I don’t believe it’s a slam dunk either. I do believe there’s room for the Supreme Court to decide either way. The fact that it’s not a slam dunk either way suggests that spending money on making a stronger legal argument is valuable.
You can’t copyright a style.
It’s already happening https://githubcopilotinvestigation.com/ (which I’ve learned yesterday from is-github-copilot-in-legal-trouble post)
I think it would be interesting plot twist: humanity saved from AI FOOM by the big IT companies having to obey intellectual property rights they themselves defended for so many years :)
If you want to ban or monopolize such models, push for that directly. Indirectly banning them is evil.
They’re already illegal. GPT-3 is based in large part on what appear to be pirated books. (I wonder if google’s models are covered by its settlements with publishers.)
Which is argued to be “transformative” and thus not illegal.
Even if it’s transformative they should still have to buy one license for each book to be able to use it.
Why?
The basic idea of copyright is that if you want to acquire a copy of a book you need to buy that copy. If they just downloaded lib-gen, they didn’t buy the copies of the book they use and that would be a copyright violation.
That’s true whether or not you afterward do something transformative.
What a bizarre normative assertion. That copyright violation would be true whether or not they used it to train a model or indeed, deleted it immediately after downloading it. The copyright violation is one thing, and the model is another thing. The license that one would buy has nothing to do with any transformative ML use, and would deny that use if possible (and likely already contains language to the effect of denying as much as possible). There is no more connection than there is in the claim “if you rob a Starbucks, you should buy a pastry first”.
Yes, the copyright violation is true whether or not they used it to train a model. Douglas_Knight’s claim is that the copyright violation occurred. If that’s true, that makes it possible to sue them over it.
No, OpenAI is not arguing this. They are not arguing anything, but just hiding their sources. Maybe they’re arguing this about using the public web as training data, but that doesn’t cover pirated books.
Yes, a model is transformative, not infringement. But the question was about the training data. Is that infringement? Distributing the Pile is a tort and probably a crime by quantity. Acquiring the training data was a tort and probably a crime. I’m not sure about possessing it. Even if OpenAI is shielded from criminal responsibility, a crime was necessary for the creation and that was not enough to deter it.
OpenAI is in fact arguing this and wrote one of the primary position papers on the transformative position.
Does this link say anything about their illegal acquisition of the sources?
It sure looks to me like you and they are lying to distract.

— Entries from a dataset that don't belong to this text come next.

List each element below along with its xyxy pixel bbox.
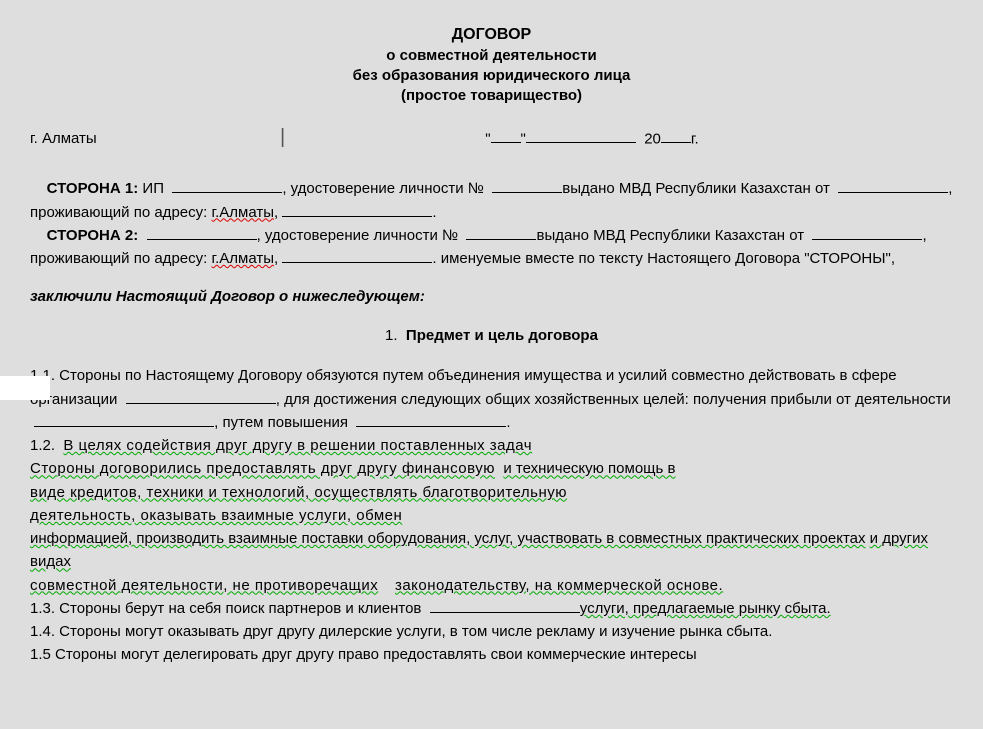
id-text-1: , удостоверение личности №	[282, 180, 484, 197]
id-text-2: , удостоверение личности №	[257, 227, 459, 244]
vertical-separator-icon: |	[280, 126, 285, 149]
blank-side2-id	[466, 225, 536, 240]
clause-1-2-line2a: Стороны договорились предоставлять друг …	[30, 460, 495, 477]
section-1-body: 1.1. Стороны по Настоящему Договору обяз…	[30, 364, 953, 666]
blank-side1-address	[282, 202, 432, 217]
blank-day	[491, 129, 521, 144]
city-date-row: г. Алматы | "" 20г.	[30, 126, 953, 149]
blank-side2-address	[282, 249, 432, 264]
blank-side1-issued-date	[838, 179, 948, 194]
clause-1-2-line2b: и техническую помощь в	[503, 460, 675, 477]
city-almaty-1: г.Алматы	[211, 204, 274, 221]
document-page: ДОГОВОР о совместной деятельности без об…	[0, 0, 983, 729]
document-title-block: ДОГОВОР о совместной деятельности без об…	[30, 24, 953, 106]
issued-text-1: выдано МВД Республики Казахстан от	[562, 180, 830, 197]
clause-1-1-c: , путем повышения	[214, 414, 348, 431]
intro-line: заключили Настоящий Договор о нижеследую…	[30, 288, 953, 305]
section-1-heading: Предмет и цель договора	[406, 327, 598, 344]
title-line-1: ДОГОВОР	[30, 24, 953, 46]
white-corner-artifact	[0, 376, 50, 400]
clause-1-3-a: 1.3. Стороны берут на себя поиск партнер…	[30, 600, 421, 617]
city-almaty-2: г.Алматы	[211, 250, 274, 267]
blank-activity-name	[34, 412, 214, 427]
clause-1-2-line6b: законодательству, на коммерческой основе…	[395, 577, 723, 594]
parties-block: СТОРОНА 1: ИП , удостоверение личности №…	[30, 177, 953, 270]
clause-1-3-b: услуги, предлагаемые рынку сбыта.	[580, 600, 831, 617]
side1-ip: ИП	[142, 180, 164, 197]
side2-label: СТОРОНА 2:	[47, 227, 139, 244]
clause-1-1-b: , для достижения следующих общих хозяйст…	[276, 391, 951, 408]
side1-label: СТОРОНА 1:	[47, 180, 139, 197]
clause-1-5: 1.5 Стороны могут делегировать друг друг…	[30, 646, 697, 663]
date-field: "" 20г.	[485, 129, 699, 148]
blank-side1-id	[492, 179, 562, 194]
blank-activity-sphere	[126, 389, 276, 404]
named-together: именуемые вместе по тексту Настоящего До…	[441, 250, 895, 267]
clause-1-2-line4: деятельность, оказывать взаимные услуги,…	[30, 507, 402, 524]
section-1-title: 1. Предмет и цель договора	[30, 327, 953, 344]
blank-partners	[430, 598, 580, 613]
blank-increase	[356, 412, 506, 427]
clause-1-2-num: 1.2.	[30, 437, 55, 454]
issued-text-2: выдано МВД Республики Казахстан от	[536, 227, 804, 244]
blank-side2-issued-date	[812, 225, 922, 240]
clause-1-2-line5: информацией, производить взаимные постав…	[30, 530, 866, 547]
clause-1-4: 1.4. Стороны могут оказывать друг другу …	[30, 623, 772, 640]
clause-1-2-line3: виде кредитов, техники и технологий, осу…	[30, 484, 567, 501]
blank-side2-name	[147, 225, 257, 240]
clause-1-2-line1: В целях содействия друг другу в решении …	[63, 437, 532, 454]
clause-1-2-line6a: совместной деятельности, не противоречащ…	[30, 577, 378, 594]
blank-month	[526, 129, 636, 144]
title-line-3: без образования юридического лица	[30, 66, 953, 86]
title-line-2: о совместной деятельности	[30, 46, 953, 66]
blank-side1-name	[172, 179, 282, 194]
blank-year	[661, 129, 691, 144]
title-line-4: (простое товарищество)	[30, 86, 953, 106]
city-label: г. Алматы	[30, 130, 280, 147]
section-1-num: 1.	[385, 327, 398, 344]
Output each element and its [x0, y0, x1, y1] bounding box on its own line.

I condemn this lying, just as I condemned Christian’s proposed lies.
How would you do that? How would you write the laws?
Yes but only because I want to make sure that anyone who runs a copy of my soul gets a license for it from me first. it’s not going to slow down capabilities except differentially moving capabilities to other groups.
Too late. Much too late. Bird has flown the coop. No use shutting the barn doors after the cows have run away. Also, since the majority of the training data is just ‘the internet’, you can’t get rid of this except by monitoring everyone’s use of the internet to make sure they aren’t making webscrapes for the purpose of later training an AI on that data. If all you do is cause some bureaucratic hassle for US companies, you give an edge to non-US groups and probably also encourage US groups to go elsewhere.